Uma visita ao local permite concluir que o referido quadro elétrico está  ligado ao armário de distribuição de rede elétrica, colocado no passeio há mais de 20 anos. Terá sido, pois, a fonte de alimentação para o espetáculo que decorreu na Avenida Central, no âmbito da Noite Branca, no fim de semana. Trata-se, portanto, de um improviso de mau gosto.

Transitório ou não, verifica-se um desrespeito gritante em relação ao Convento, Colégio e Igreja dos Congregados, classificado como Imóvel de Interesse Público, cujo Janelão Central é um dos elementos mais notáveis.



Quem autorizou a instalação da “engenhoca” na fachada de um edifício classificado, com distinção de âmbito nacional, situado em pleno centro da cidade?

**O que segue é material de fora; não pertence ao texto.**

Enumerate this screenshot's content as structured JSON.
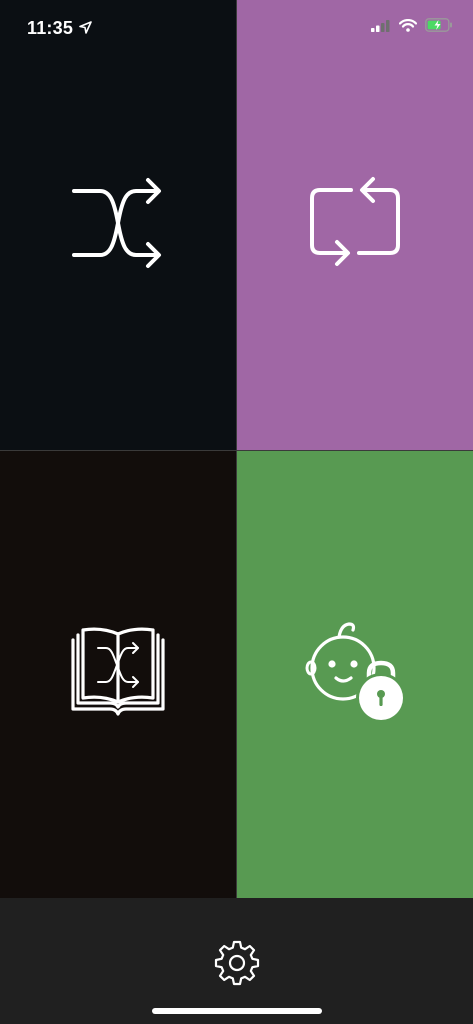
{
  "status_bar": {
    "time": "11:35",
    "location_icon": "location-arrow-icon",
    "signal_icon": "cellular-signal-icon",
    "wifi_icon": "wifi-icon",
    "battery_icon": "battery-charging-icon"
  },
  "tiles": [
    {
      "name": "shuffle",
      "icon": "shuffle-icon",
      "background": "#0b0f13"
    },
    {
      "name": "repeat",
      "icon": "repeat-icon",
      "background": "#a067a5"
    },
    {
      "name": "shuffle-book",
      "icon": "book-shuffle-icon",
      "background": "#120d0b"
    },
    {
      "name": "child-lock",
      "icon": "baby-lock-icon",
      "background": "#589a52"
    }
  ],
  "bottom_bar": {
    "settings_icon": "gear-icon",
    "background": "#202020"
  },
  "colors": {
    "icon_stroke": "#ffffff",
    "battery_fill": "#4cd964"
  }
}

Enviámos um “e-mail” ao Senhor Presidente da Câmara, com alertas e sugestões, admitindo que não tenha sido do conhecimento do responsável da CMB o uso de um valioso elemento arquitectónico como suporte de fios eléctricos e que a intervenção não tenha contado com monitorização, por parte de técnicos do município, de modo a garantir o respeito que este monumento exige.

 

Relembrámos que o Edifício dos Congregados, actualmente sob tutela da Universidade do Minho, tem uma história ligada à cultura e ao ensino, desde o tempo dos Oratorianos, notabilizando-se no século XVIII pela cultura filosófica. O Oratório destacou-se como pioneiro dos novos caminhos ascéticos e culturais. Posteriormente albergou a Biblioteca Pública e, mais tarde, a Escola do Magistério Primário.

O Edifício dos Congregados, para além desta situação, não tem usufruído da necessária conservação e, hoje, tanto o exterior como o interior, revelam sinais preocupantes que não se coadunam, de modo algum, com o seu valor patrimonial. 

A fachada e o edifício dos Congregados merecem o máximo respeito e, como tal, sugerimos que o Município de Braga estabeleça: 

1- Um contacto urgente com a EDP (E-Redes), no sentido de ser retirado o armário de distribuição da rede elétrica colocado por baixo de uma das janelas emblemáticas de André Soares do Edifício dos Congregados, que a DGPC destaca (ver fotografia em anexo).

2- A averiguação, no sentido de identificar a responsabilidade da colocação de caixa e fios, mesmo que provisórios.

3- Um diálogo entre a Câmara Municipal de Braga, Universidade do Minho e Basílica dos Congregados, no sentido de se encontrarem meios de financiamento, em conjunto, para o restauro do edifício (interior), claustros e fachada, bem como conservação dos telhados

4- Que os serviços da câmara possam zelar pelo jardim dos claustros e a fonte com chafariz, espaço que é visitado por turistas e, no estado em que se encontra, transmite uma imagem pouco abonatória do modo como as entidades públicas, em Braga, lidam com edifícios emblemáticos do Barroco Bracarense.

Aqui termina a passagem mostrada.